Most commercial activities now take place online since the coronavirus. Many African nations are now eager to work with India and gain access to its knowledge of the digital network. With India, many countries, including Egypt, Kenya, Mauritius, Morocco, Seychelles, and South Africa, already have a framework for cyber security cooperation. India is ready to help other African nations combat cyber threats and establish future cyber security technology collaboration.

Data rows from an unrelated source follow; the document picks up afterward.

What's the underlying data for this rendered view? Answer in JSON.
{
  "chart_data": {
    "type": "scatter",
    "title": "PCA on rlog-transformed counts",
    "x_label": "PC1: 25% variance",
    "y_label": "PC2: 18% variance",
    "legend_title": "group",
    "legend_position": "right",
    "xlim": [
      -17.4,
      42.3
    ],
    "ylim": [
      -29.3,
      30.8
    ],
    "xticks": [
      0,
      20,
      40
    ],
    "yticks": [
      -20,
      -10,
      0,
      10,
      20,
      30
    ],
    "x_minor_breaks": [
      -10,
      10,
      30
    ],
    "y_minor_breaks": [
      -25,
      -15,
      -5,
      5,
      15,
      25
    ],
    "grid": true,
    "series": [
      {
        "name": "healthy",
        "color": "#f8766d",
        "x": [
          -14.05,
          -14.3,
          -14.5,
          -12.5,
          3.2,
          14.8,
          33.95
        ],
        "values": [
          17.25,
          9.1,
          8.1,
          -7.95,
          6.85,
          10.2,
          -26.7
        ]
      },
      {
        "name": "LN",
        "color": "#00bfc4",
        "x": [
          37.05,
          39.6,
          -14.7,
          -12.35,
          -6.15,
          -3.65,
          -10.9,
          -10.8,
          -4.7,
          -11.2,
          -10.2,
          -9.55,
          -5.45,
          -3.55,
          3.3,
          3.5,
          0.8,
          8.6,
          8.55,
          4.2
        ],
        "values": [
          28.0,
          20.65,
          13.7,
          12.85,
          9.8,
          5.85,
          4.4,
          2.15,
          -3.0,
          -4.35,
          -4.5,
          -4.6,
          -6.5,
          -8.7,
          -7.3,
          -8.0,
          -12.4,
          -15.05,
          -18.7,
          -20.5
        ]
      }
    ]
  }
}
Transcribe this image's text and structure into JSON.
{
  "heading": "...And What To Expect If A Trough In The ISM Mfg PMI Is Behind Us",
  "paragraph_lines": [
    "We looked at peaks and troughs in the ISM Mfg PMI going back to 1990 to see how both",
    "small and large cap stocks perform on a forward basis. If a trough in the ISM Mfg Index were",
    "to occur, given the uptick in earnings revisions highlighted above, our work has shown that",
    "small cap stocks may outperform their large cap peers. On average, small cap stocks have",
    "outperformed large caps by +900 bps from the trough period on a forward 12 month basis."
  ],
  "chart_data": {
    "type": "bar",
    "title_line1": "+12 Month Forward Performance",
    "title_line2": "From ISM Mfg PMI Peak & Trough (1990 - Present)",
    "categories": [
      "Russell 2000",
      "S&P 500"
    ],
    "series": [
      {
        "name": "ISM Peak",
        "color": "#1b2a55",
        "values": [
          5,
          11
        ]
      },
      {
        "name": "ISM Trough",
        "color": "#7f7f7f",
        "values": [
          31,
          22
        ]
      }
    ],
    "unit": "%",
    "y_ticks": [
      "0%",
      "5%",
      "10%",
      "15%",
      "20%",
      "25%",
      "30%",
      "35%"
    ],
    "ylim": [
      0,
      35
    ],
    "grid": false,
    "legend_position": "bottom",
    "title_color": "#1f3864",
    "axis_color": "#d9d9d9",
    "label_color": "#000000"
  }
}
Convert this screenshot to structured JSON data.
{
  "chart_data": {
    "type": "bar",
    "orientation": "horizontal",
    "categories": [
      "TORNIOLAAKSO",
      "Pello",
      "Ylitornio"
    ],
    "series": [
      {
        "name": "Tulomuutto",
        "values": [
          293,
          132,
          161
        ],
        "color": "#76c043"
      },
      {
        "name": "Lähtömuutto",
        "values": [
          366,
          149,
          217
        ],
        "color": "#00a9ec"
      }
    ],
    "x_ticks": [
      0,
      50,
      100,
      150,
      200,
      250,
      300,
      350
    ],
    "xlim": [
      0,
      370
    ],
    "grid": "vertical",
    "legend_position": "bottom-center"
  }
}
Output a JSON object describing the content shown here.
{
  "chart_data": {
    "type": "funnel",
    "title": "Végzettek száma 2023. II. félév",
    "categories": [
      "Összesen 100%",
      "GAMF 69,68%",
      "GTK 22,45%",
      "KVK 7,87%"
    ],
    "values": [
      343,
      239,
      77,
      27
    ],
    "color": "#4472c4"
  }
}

India's defence and security cooperation model has emerged as more natural and need-based in contrast to China's aggressive efforts to increase its military presence in Africa, focusing on resource extraction and safeguarding its strategic assets. This model emphasises African counterpart empowerment through training, capacity building, and humanitarian assistance. India's maritime capabilities have become the "new frontier" in efforts to provide humanitarian aid and disaster relief (HADR). India has a significant cost advantage over Africa's traditional security partners. The second-largest army in the world must work as hard in the African defence industry as the United States and China. As we advance, it is up to India and Africa to make the most of these opportunities to achieve win-win results.

Samir Bhattacharya
The author is Senior Research Associate with the Vivekananda International Foundation. The views expressed are personal.